Inside the Melbourne Building in Civic, you could be forgiven for thinking the wooden door leading to speakeasy cocktail bar Molly will spit you out in the heart of Fitzroy or Flinders Lane. But this cosy and snugly down-to-earth space, with dozens of whiskeys to choose from to warm your throat on a cold capital evening, is testament that Canberra is no longer simply the “meeting point” of the brasher Sydney or Melbourne. Its delicious and delightful spirit is all its own.
Socially distanced sittings of Parliament mean plenty of accommodation bargains. But if you want to splurge, there is no better choice than the Park Hyatt Canberra. No detail or luxurious touch is skimped on here. The rooms are large, with sweeping bay windows looking out onto manicured gardens, plush king beds and soaking bathtubs. On Saturday afternoon, relax into one of their overstuffed chairs in the plush lobby area with a champagne and picture-perfect afternoon tea stands delivered straight to the table.
Barton’s Kurrajong Hotel is a great base, within easy distance to the parliamentary triangle and the main attractions. It was the preferred residence of Prime Minister Ben Chifley in the 1940s and today maintains a charming and bygone-era feel across its 150 heritage rooms and terraces.
If the Kurrajong and Hyatt evoke Canberra’s years as a pretty-yet-quaint outpost, glamorous QT announces the city’s arrival as a cool destination. The boutique hotel is right in the heart of NewActon, surrounded by buzzy restaurant-cum-bars.
As the name indicates, rooms in The Little National Hotel can be on the petite side but it’s a favourite with fly-in, fly-out MPs and staffers for a reason. The owners know how to master the basics that every holiday (and policy) maker looks for: a comfortable bed to sink into and a top-notch shower (a must as morning temperatures in Canberra can still hover in the single digits in spring).
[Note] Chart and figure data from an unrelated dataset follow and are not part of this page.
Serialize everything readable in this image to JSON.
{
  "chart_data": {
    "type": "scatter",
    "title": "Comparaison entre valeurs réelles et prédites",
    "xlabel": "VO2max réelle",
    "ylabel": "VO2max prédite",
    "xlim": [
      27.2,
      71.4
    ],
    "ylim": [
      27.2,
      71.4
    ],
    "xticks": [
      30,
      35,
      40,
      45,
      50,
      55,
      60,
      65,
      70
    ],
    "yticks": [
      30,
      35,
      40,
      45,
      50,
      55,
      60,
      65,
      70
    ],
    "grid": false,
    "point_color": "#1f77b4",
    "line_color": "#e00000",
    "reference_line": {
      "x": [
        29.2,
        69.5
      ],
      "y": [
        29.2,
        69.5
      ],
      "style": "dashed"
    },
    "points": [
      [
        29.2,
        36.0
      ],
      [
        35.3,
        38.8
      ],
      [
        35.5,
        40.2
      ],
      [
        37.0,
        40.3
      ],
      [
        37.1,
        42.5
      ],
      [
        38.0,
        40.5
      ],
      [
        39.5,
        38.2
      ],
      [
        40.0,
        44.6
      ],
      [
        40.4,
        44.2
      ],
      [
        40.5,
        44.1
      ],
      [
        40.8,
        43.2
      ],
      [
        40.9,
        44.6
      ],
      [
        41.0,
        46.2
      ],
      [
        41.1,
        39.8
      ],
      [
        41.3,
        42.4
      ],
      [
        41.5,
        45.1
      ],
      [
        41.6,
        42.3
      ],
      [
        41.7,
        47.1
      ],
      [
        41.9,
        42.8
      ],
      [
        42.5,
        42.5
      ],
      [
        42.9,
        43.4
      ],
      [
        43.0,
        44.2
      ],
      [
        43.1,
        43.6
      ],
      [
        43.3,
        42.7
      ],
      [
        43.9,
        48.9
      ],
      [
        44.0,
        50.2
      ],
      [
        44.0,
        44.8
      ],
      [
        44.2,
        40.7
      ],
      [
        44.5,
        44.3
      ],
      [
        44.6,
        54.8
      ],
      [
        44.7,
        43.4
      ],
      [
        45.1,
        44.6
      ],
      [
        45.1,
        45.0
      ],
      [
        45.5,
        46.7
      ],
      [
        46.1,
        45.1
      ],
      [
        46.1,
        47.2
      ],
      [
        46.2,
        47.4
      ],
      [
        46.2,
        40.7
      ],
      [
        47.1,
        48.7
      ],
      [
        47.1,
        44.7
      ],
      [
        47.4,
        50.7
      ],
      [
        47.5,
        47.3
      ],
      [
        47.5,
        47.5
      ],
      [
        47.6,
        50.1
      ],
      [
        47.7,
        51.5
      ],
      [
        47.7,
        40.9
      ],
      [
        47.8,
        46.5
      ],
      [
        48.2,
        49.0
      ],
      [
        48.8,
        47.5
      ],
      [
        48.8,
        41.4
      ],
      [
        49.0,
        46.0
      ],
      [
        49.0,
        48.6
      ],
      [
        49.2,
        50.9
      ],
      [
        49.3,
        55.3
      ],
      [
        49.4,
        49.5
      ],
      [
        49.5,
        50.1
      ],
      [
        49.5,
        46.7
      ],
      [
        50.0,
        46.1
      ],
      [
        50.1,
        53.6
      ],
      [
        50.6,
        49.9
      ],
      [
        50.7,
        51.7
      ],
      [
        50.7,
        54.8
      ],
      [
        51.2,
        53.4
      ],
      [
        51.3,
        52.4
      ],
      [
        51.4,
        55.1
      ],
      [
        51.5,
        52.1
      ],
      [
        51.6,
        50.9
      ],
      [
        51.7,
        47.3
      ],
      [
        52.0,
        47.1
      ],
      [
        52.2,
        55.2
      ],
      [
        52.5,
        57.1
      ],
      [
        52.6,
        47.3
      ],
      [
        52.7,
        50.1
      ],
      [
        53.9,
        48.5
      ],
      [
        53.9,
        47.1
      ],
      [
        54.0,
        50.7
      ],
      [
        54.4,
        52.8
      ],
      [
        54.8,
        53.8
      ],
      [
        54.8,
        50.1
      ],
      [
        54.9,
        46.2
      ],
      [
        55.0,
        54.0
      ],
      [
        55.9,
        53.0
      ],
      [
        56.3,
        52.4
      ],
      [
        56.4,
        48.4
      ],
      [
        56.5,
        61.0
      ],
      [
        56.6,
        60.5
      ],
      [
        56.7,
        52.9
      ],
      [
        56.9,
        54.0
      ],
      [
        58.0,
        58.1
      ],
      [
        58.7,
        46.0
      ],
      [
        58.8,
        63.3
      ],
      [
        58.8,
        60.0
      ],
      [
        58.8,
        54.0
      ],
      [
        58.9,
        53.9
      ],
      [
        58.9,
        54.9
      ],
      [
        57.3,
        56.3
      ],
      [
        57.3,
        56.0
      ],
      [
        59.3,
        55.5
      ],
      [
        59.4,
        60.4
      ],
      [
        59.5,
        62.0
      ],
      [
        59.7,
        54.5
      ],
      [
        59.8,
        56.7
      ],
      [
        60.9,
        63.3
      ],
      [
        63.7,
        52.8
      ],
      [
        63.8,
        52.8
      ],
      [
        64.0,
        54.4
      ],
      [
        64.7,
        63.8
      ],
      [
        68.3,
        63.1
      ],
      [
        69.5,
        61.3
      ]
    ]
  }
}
Pull up the blinds in the morning and let the crisp sunshine streaming over the sheets be a treat for your well-rested eyes.
Restaurant and wine bar Rebel Rebel packs plenty of flavour into its industrial space in trendy NewActon, on the edge of the city centre. It is rare for garlic bread to be the standout dish of a meal but reserve judgment until you try their charred ciabatta lathered with a punchy Piedmontese spread of anchovy and dark garlic, and scattered with a few wild garlic flower petals. Other highlights include kingfish cured with blood orange and fennel, and dusted with dried olive (pictured), washed down perfectly with one of their signature negronis. If you miss out on a table for dinner, this deliciously all-purpose venue is also open for lunch every day, as well as weekend breakfast.
Morning Glory is another must in NewActon. You might ask, “What’s the story with their breakfast pasta?” but it is well worth the early morning carb kick. Options include carbonara tossed with 65C egg yolk and pork cheek, or the equally decadent tomato-drenched gnocchi with chorizo, manchego and topped with a runny fried egg.
Aubergine is regularly voted the best restaurant in Canberra. Menus change frequently but the dedication to balancing salty, sharp and delicate ingredients is evergreen. As an example: an umami journey through a five-course set menu that begins with a parmesan fritter paired with cured pork neck, into velvety wagyu flank with burnt onion, and ending with a refreshing black sesame, coconut and mandarin dessert, ideal after such an array of rich dishes.
Italian and Sons is a local favourite, a prime spot for parliamentarians to refuel ahead of a testy question time session and the benchmark for Italian dining in the city. Tuck into hand-rolled pici with wild boar ragu or squid ink cavatelli but don’t forget to save room for the tiramisu.